Bear With Me is something I wish fell into the parameters of this blog, but with over two hundred reviews, it doesn't qualify as an under-reviewed game. When I finish it, I might write up a review here on the site because it's a game that deserves your attention if you're a traditional point-and-click adventure fan.

It's not huge in scope. The first episode only takes place over a very small environment of about eight rooms or so, all within a child's house, with larger events hinted at outside. An elusive "red man" (nicknamed because of the red clothing he wears, not as an offensive slur or because he likes to hang with Method Man) has been torching places in Paper City, a town that may or may not be in the mind of the child protagonist. The house's stuffed animal residents (yeah, you read that right) think the girl's in grave danger, and safeguard her while she and her teddy bear pet detective roommate (named - you guessed it - Ted E. Bear) try to escape the house to investigate the red man and find her missing brother.

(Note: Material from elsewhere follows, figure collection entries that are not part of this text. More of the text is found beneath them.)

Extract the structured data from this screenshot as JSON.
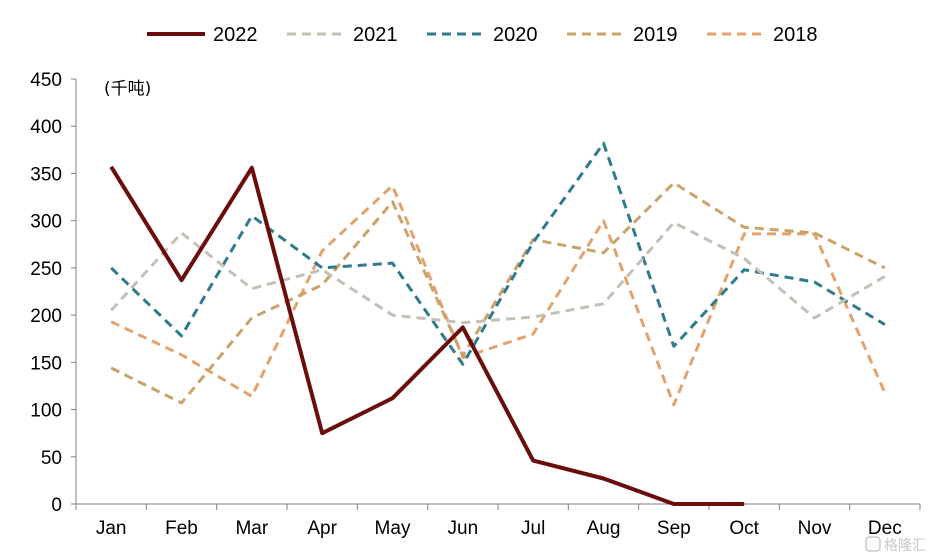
{
  "chart_data": {
    "type": "line",
    "unit_label": "(千吨)",
    "categories": [
      "Jan",
      "Feb",
      "Mar",
      "Apr",
      "May",
      "Jun",
      "Jul",
      "Aug",
      "Sep",
      "Oct",
      "Nov",
      "Dec"
    ],
    "ylim": [
      0,
      450
    ],
    "yticks": [
      0,
      50,
      100,
      150,
      200,
      250,
      300,
      350,
      400,
      450
    ],
    "grid": false,
    "legend_position": "top",
    "series": [
      {
        "name": "2022",
        "color": "#6b0d0d",
        "dashed": false,
        "values": [
          357,
          237,
          356,
          75,
          112,
          187,
          46,
          27,
          0,
          0,
          null,
          null
        ]
      },
      {
        "name": "2021",
        "color": "#c3c1b5",
        "dashed": true,
        "values": [
          205,
          287,
          228,
          248,
          200,
          192,
          198,
          212,
          298,
          260,
          197,
          241
        ]
      },
      {
        "name": "2020",
        "color": "#2e7b8c",
        "dashed": true,
        "values": [
          250,
          178,
          305,
          250,
          255,
          148,
          277,
          382,
          167,
          248,
          235,
          190
        ]
      },
      {
        "name": "2019",
        "color": "#c9a46a",
        "dashed": true,
        "values": [
          144,
          107,
          197,
          232,
          320,
          157,
          280,
          266,
          340,
          293,
          287,
          250
        ]
      },
      {
        "name": "2018",
        "color": "#e4a36e",
        "dashed": true,
        "values": [
          193,
          158,
          114,
          268,
          337,
          155,
          180,
          300,
          105,
          286,
          286,
          118
        ]
      }
    ]
  },
  "watermark": "格隆汇"
}
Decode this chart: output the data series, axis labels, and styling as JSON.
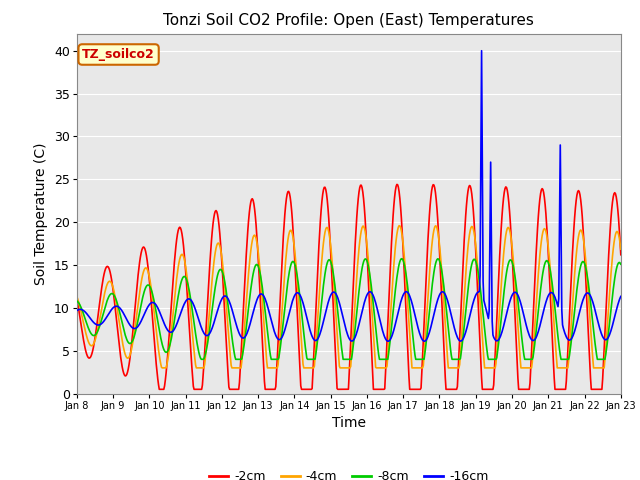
{
  "title": "Tonzi Soil CO2 Profile: Open (East) Temperatures",
  "xlabel": "Time",
  "ylabel": "Soil Temperature (C)",
  "ylim": [
    0,
    42
  ],
  "yticks": [
    0,
    5,
    10,
    15,
    20,
    25,
    30,
    35,
    40
  ],
  "colors": {
    "-2cm": "#ff0000",
    "-4cm": "#ffa500",
    "-8cm": "#00cc00",
    "-16cm": "#0000ff"
  },
  "annotation_label": "TZ_soilco2",
  "fig_bg_color": "#ffffff",
  "plot_bg_color": "#e8e8e8",
  "tick_labels": [
    "Jan 8",
    "Jan 9",
    "Jan 10",
    "Jan 11",
    "Jan 12",
    "Jan 13",
    "Jan 14",
    "Jan 15",
    "Jan 16",
    "Jan 17",
    "Jan 18",
    "Jan 19",
    "Jan 20",
    "Jan 21",
    "Jan 22",
    "Jan 23"
  ],
  "line_width": 1.2,
  "grid_color": "#ffffff"
}
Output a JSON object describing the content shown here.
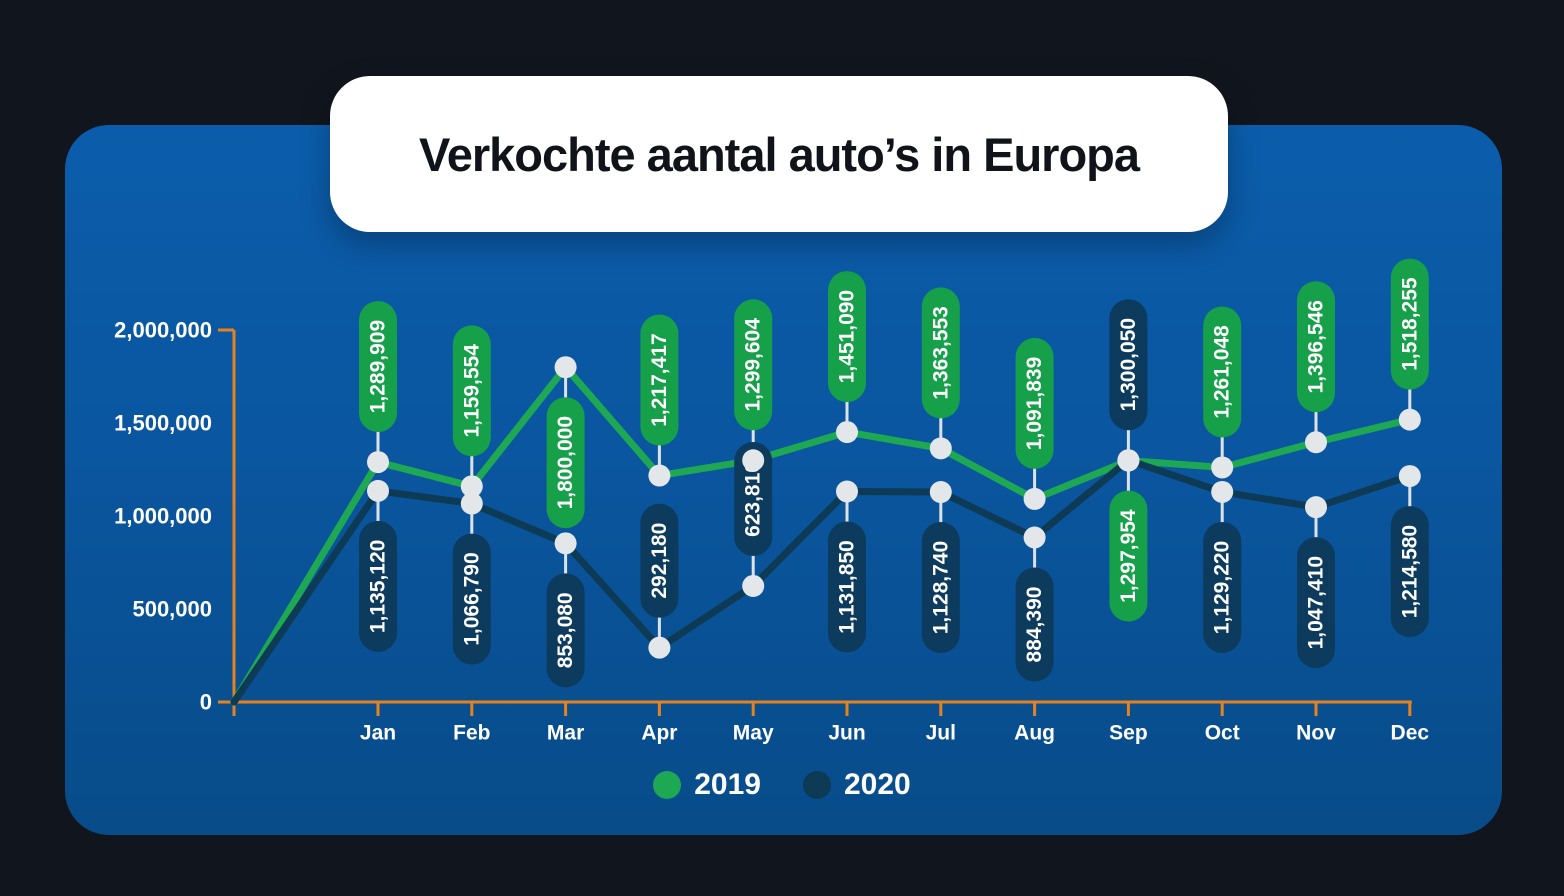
{
  "chart_data": {
    "type": "line",
    "title": "Verkochte aantal auto’s in Europa",
    "categories": [
      "Jan",
      "Feb",
      "Mar",
      "Apr",
      "May",
      "Jun",
      "Jul",
      "Aug",
      "Sep",
      "Oct",
      "Nov",
      "Dec"
    ],
    "series": [
      {
        "name": "2019",
        "color": "#1ea854",
        "pill_color": "#16a04a",
        "values": [
          1289909,
          1159554,
          1800000,
          1217417,
          1299604,
          1451090,
          1363553,
          1091839,
          1297954,
          1261048,
          1396546,
          1518255
        ],
        "label_side": [
          "above",
          "above",
          "below",
          "above",
          "above",
          "above",
          "above",
          "above",
          "below",
          "above",
          "above",
          "above"
        ]
      },
      {
        "name": "2020",
        "color": "#0d3a55",
        "pill_color": "#0c3b5e",
        "values": [
          1135120,
          1066790,
          853080,
          292180,
          623810,
          1131850,
          1128740,
          884390,
          1300050,
          1129220,
          1047410,
          1214580
        ],
        "label_side": [
          "below",
          "below",
          "below",
          "above",
          "above",
          "below",
          "below",
          "below",
          "above",
          "below",
          "below",
          "below"
        ]
      }
    ],
    "y_ticks": [
      {
        "value": 0,
        "label": "0"
      },
      {
        "value": 500000,
        "label": "500,000"
      },
      {
        "value": 1000000,
        "label": "1,000,000"
      },
      {
        "value": 1500000,
        "label": "1,500,000"
      },
      {
        "value": 2000000,
        "label": "2,000,000"
      }
    ],
    "ylim": [
      0,
      2000000
    ],
    "xlabel": "",
    "ylabel": "",
    "grid": false,
    "legend_position": "bottom",
    "lines_start_at_origin": true,
    "axis_color": "#e5821f",
    "marker_color": "#e3e7ea",
    "connector_color": "#dde2e7",
    "value_label_text_color": "#ffffff",
    "tick_label_color": "#ffffff"
  }
}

All of that sounds childlike, but it's more... hmm. I hesitate to call it magical realism, but maybe whimsical is a better term for what I'm searching for. It's also, curiously, relatively adult in its conversations. Ted will swear on occasion and some of the red man's brief moments make this a game that probably shouldn't be played by children.

It's mildly buggy - the game doles out hints by having the character talk to Ted, and at one point, he stopped offering up useful advice and insisted we got to the attic to talk to a stuffed animal whose conversation choices had run out. This was solved relatively easily by hunting down a FAQ and finding an object I'd missed in the environment, but it's still a notable occurrence.

I'm just starting up the second episode, which I like so far. The interpersonal relationships between these characters are surprisingly well written, and the universe has tons of promise. It reminds me in a lot of ways of the beginnings of Blackwell, which might have been short, but no less an outstanding start to an adventure series. I'm really looking forward to whatever else is coming from the developers, Exordium Games.